[Mardi: and A Voyage Thither, Vol. I (of 2) by Herman Melville]@TWC D-Link bookMardi: and A Voyage Thither, Vol. I (of 2) CHAPTER LXXVII 2/4
Flowing through a dark flume in the rock, on both sides it left a dry, elevated shelf, to which you ascend from the arbor by three artificially-wrought steps, sideways disposed, to avoid the spray of the rejoicing cataract.

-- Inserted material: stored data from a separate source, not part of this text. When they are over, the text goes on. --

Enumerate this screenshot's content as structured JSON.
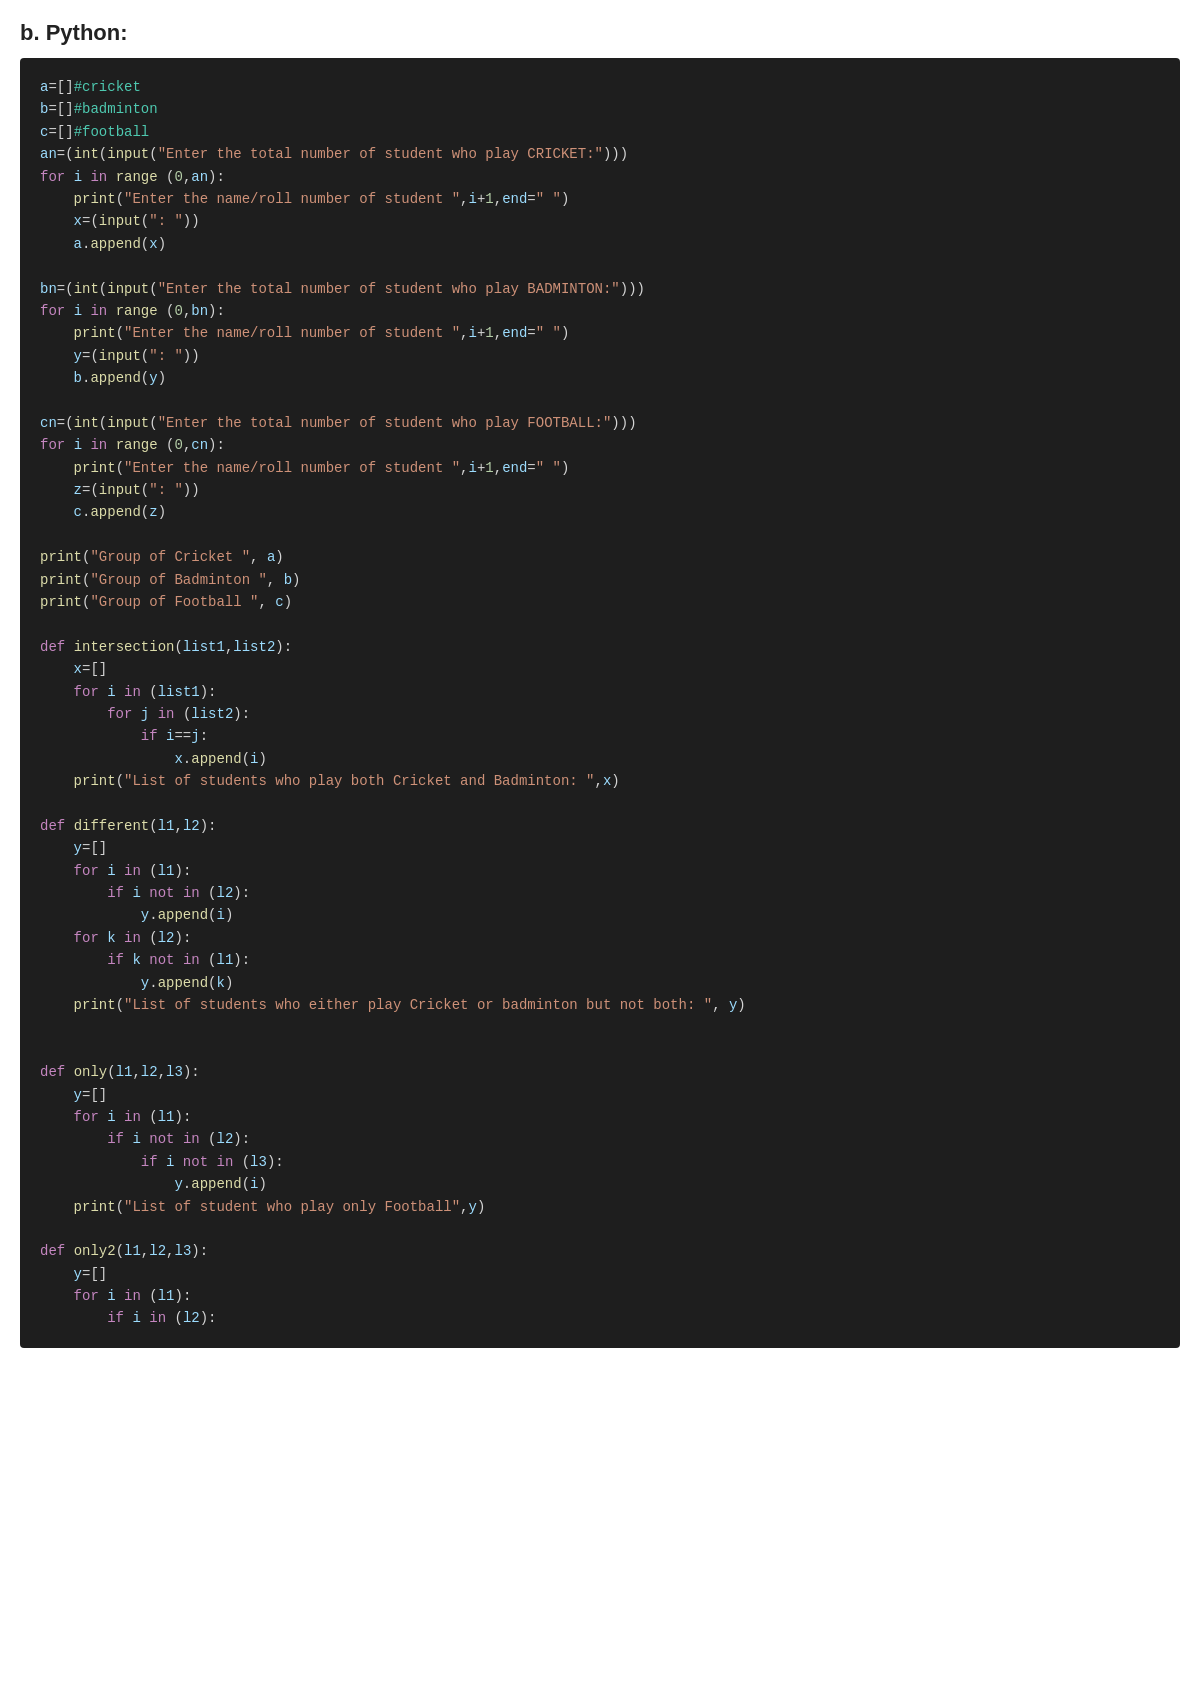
{
  "page": {
    "title": "b. Python:"
  }
}
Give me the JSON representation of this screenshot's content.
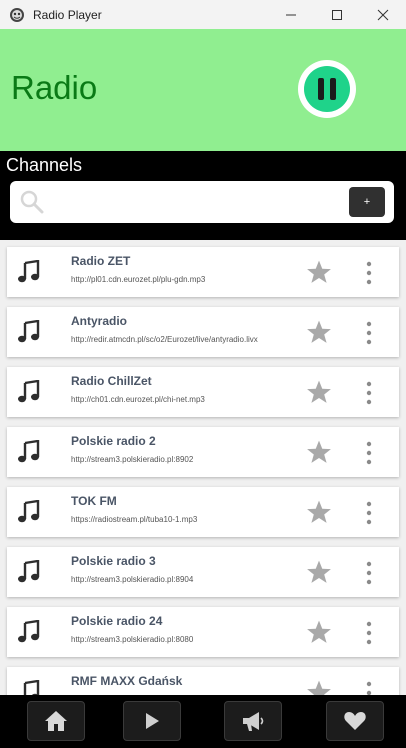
{
  "window": {
    "title": "Radio Player",
    "icon": "app-icon",
    "controls": [
      "minimize-icon",
      "maximize-icon",
      "close-icon"
    ]
  },
  "header": {
    "title": "Radio",
    "play_button_icon": "pause-icon",
    "bg_color": "#90ee90",
    "title_color": "#0a7a16",
    "accent_color": "#1fd38a"
  },
  "channels": {
    "title": "Channels",
    "search": {
      "placeholder": "",
      "value": "",
      "icon": "search-icon"
    },
    "add_button_label": "+"
  },
  "stations": [
    {
      "name": "Radio ZET",
      "url": "http://pl01.cdn.eurozet.pl/plu-gdn.mp3"
    },
    {
      "name": "Antyradio",
      "url": "http://redir.atmcdn.pl/sc/o2/Eurozet/live/antyradio.livx"
    },
    {
      "name": "Radio ChillZet",
      "url": "http://ch01.cdn.eurozet.pl/chi-net.mp3"
    },
    {
      "name": "Polskie radio 2",
      "url": "http://stream3.polskieradio.pl:8902"
    },
    {
      "name": "TOK FM",
      "url": "https://radiostream.pl/tuba10-1.mp3"
    },
    {
      "name": "Polskie radio 3",
      "url": "http://stream3.polskieradio.pl:8904"
    },
    {
      "name": "Polskie radio 24",
      "url": "http://stream3.polskieradio.pl:8080"
    },
    {
      "name": "RMF MAXX Gdańsk",
      "url": ""
    }
  ],
  "nav": [
    {
      "name": "home",
      "icon": "home-icon"
    },
    {
      "name": "play",
      "icon": "play-icon"
    },
    {
      "name": "announce",
      "icon": "megaphone-icon"
    },
    {
      "name": "favorites",
      "icon": "heart-icon"
    }
  ]
}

Mounting these, and pursuing the edge of the flume, the grotto gradually expands and heightens; your way lighted by rays in the inner distance.
At last you come to a lofty subterraneous dome, lit from above by a cleft in the mountain; while full before you, in the opposite wall, from a low, black arch, midway up, and inaccessible, the stream, with a hollow ring and a dash, falls in a long, snowy column into a bottomless pool, whence, after many an eddy and whirl, it entered the flume, and away with a rush.
Half hidden from view by an overhanging brow of the rock, the white fall looked like the sheeted ghost of the grotto. Yet gallantly bedecked was the cave, as any old armorial hall hung round with banners and arras.
Streaming from the cleft, vines swung in the air; or crawled along the rocks, wherever a tendril could be fixed.